Can Trump stick to a script beyond the State of the Union?
WASHINGTON: “He has little message discipline,” said Ari Fleischer, former press secretary for President George W Bush. “Virtually every time he moves the ball far down the field, he seems to derail himself with a tweet days later instead of building on the momentum.”
The State of the Union is a big set piece for any president, a chance to showcase the accomplishments of the past year while setting the tone for the next one. Every word is meticulously vetted, every presidential guest is carefully chosen and each moment is painstakingly rehearsed. For Trump, dogged by low poll numbers and the persistent Russia probe, the speech carries particular importance.
“It’s one of the few events presidents conduct in which 30 to 40 million or more Americans are watching,” Fleischer said. “There is hardly another moment of presidential exposure as big as this one, and it’s one when the president and his staff have all the control. They are not reacting to events. They are controlling them, and they need to deliver.”
Last February 27, Trump indeed delivered when he gave his first address to a joint session of Congress. The speech came amid a period of crisis for the young administration — national security adviser Michael Flynn had been dismissed days earlier — and amid questions about whether Trump had the ability and temperament to lead the nation.
Surprising critics, he sounded a rousing call for unity, declaring that it was time to end an era of “pure unadulterated division” in the wake of a bruising campaign and a tumultuous start to his presidency.
“The time for small thinking is over,” Trump said. “The time for trivial fights is behind us. We just need the courage to share the dreams that fill our hearts. The bravery to express the hopes that stir our souls. And the confidence to turn those hopes and those dreams into action.”
The speech, which also featured an emotional standing ovation for the widow of a slain Navy SEAL, drew raves from Republicans and grudging respect from many Democrats while prompting a number of observers to wonder if Trump had found his footing and was ready to usher in a new, more responsible chapter of his presidency.

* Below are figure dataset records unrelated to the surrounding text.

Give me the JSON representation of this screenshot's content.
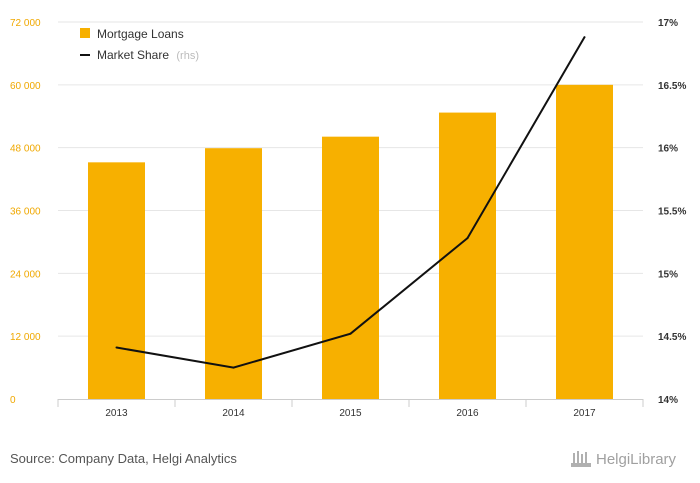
{
  "chart_data": {
    "type": "bar",
    "categories": [
      "2013",
      "2014",
      "2015",
      "2016",
      "2017"
    ],
    "series": [
      {
        "name": "Mortgage Loans",
        "type": "bar",
        "axis": "left",
        "values": [
          45200,
          47900,
          50100,
          54700,
          60000
        ]
      },
      {
        "name": "Market Share",
        "type": "line",
        "axis": "right",
        "values": [
          14.41,
          14.25,
          14.52,
          15.28,
          16.88
        ]
      }
    ],
    "y_left": {
      "ylim": [
        0,
        72000
      ],
      "ticks": [
        0,
        12000,
        24000,
        36000,
        48000,
        60000,
        72000
      ],
      "tick_labels": [
        "0",
        "12 000",
        "24 000",
        "36 000",
        "48 000",
        "60 000",
        "72 000"
      ]
    },
    "y_right": {
      "ylim": [
        14,
        17
      ],
      "ticks": [
        14,
        14.5,
        15,
        15.5,
        16,
        16.5,
        17
      ],
      "tick_labels": [
        "14%",
        "14.5%",
        "15%",
        "15.5%",
        "16%",
        "16.5%",
        "17%"
      ]
    },
    "legend": {
      "position": "top-left",
      "rhs_note": "(rhs)"
    },
    "grid": true
  },
  "colors": {
    "bar": "#f7b000",
    "line": "#111111",
    "grid": "#e6e6e6"
  },
  "footer": {
    "source": "Source: Company Data, Helgi Analytics",
    "brand": "HelgiLibrary"
  }
}
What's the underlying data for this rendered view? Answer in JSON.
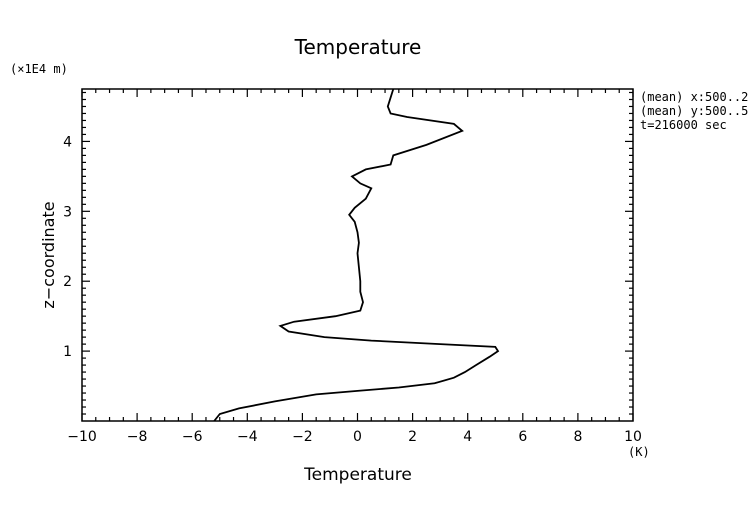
{
  "chart_data": {
    "type": "line",
    "title": "Temperature",
    "xlabel": "Temperature",
    "xunit": "(K)",
    "ylabel": "z−coordinate",
    "yunit": "(×1E4 m)",
    "xlim": [
      -10,
      10
    ],
    "ylim": [
      0,
      4.75
    ],
    "xticks": [
      -10,
      -8,
      -6,
      -4,
      -2,
      0,
      2,
      4,
      6,
      8,
      10
    ],
    "xtick_labels": [
      "−10",
      "−8",
      "−6",
      "−4",
      "−2",
      "0",
      "2",
      "4",
      "6",
      "8",
      "10"
    ],
    "yticks": [
      1,
      2,
      3,
      4
    ],
    "ytick_labels": [
      "1",
      "2",
      "3",
      "4"
    ],
    "grid": false,
    "annotations": [
      "(mean) x:500..2",
      "(mean) y:500..5",
      "t=216000 sec"
    ],
    "series": [
      {
        "points": [
          [
            -5.2,
            0.0
          ],
          [
            -5.0,
            0.1
          ],
          [
            -4.3,
            0.18
          ],
          [
            -3.0,
            0.28
          ],
          [
            -1.5,
            0.38
          ],
          [
            0.0,
            0.43
          ],
          [
            1.5,
            0.48
          ],
          [
            2.8,
            0.54
          ],
          [
            3.5,
            0.62
          ],
          [
            3.9,
            0.7
          ],
          [
            4.3,
            0.8
          ],
          [
            4.8,
            0.92
          ],
          [
            5.1,
            1.0
          ],
          [
            5.0,
            1.06
          ],
          [
            3.0,
            1.1
          ],
          [
            0.5,
            1.15
          ],
          [
            -1.2,
            1.2
          ],
          [
            -2.5,
            1.28
          ],
          [
            -2.8,
            1.36
          ],
          [
            -2.3,
            1.42
          ],
          [
            -0.8,
            1.5
          ],
          [
            0.1,
            1.58
          ],
          [
            0.2,
            1.7
          ],
          [
            0.1,
            1.85
          ],
          [
            0.1,
            2.0
          ],
          [
            0.05,
            2.2
          ],
          [
            0.0,
            2.4
          ],
          [
            0.05,
            2.55
          ],
          [
            0.0,
            2.7
          ],
          [
            -0.1,
            2.85
          ],
          [
            -0.3,
            2.95
          ],
          [
            -0.1,
            3.05
          ],
          [
            0.3,
            3.18
          ],
          [
            0.5,
            3.33
          ],
          [
            0.1,
            3.4
          ],
          [
            -0.2,
            3.5
          ],
          [
            0.3,
            3.6
          ],
          [
            1.2,
            3.67
          ],
          [
            1.3,
            3.8
          ],
          [
            2.5,
            3.95
          ],
          [
            3.8,
            4.15
          ],
          [
            3.5,
            4.25
          ],
          [
            1.8,
            4.35
          ],
          [
            1.2,
            4.4
          ],
          [
            1.1,
            4.5
          ],
          [
            1.3,
            4.75
          ]
        ]
      }
    ]
  }
}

That lasted less than a week.
On March 4, Trump typed out a series of tweets in which he accused President Barack Obama of authorising a wiretap of Trump Tower, an unsubstantiated claim that Trump punctuated with the assertion that his predecessor was a “bad (or sick) guy!” The resulting furor derailed any momentum Trump had gotten from the speech and put the West Wing back on the defensive.
It’s far from the only moment when Trump has squandered a brief era of good feelings. In June, he delivered a somber address to the nation after the shooting at a congressional baseball practice, and then two days later, he took to Twitter to attack his own Justice Department while declaring the Russia probe a “witch hunt.”
And the day after he delivered a thunderous address as he accepted his party’s nomination for president at the 2016 Republican National Convention, Trump turned what was supposed to be a brief thank you to volunteers into a score-settling screed, relitigating the conspiracy theory that his rival Ted Cruz’s father had been involved in the assassination of President John F Kennedy.
The White House has spent weeks crafting the State of the Union speech, seeking input from Cabinet heads and agency leaders. Led by policy adviser Stephen Miller and staff secretary Rob Porter, the speech has gone through a number of drafts that have circulated throughout the West Wing, and the president has added input with handwritten notes.
Trump is expected to highlight immigration and national security issues, outline his hopes for new trade deals and reveal some of his long-awaited infrastructure plans. He then could, as his predecessors did, spend some time traveling the country in support of those ideas.
Odds are that Trump sticks to the script for at least one night. All bets are off after that.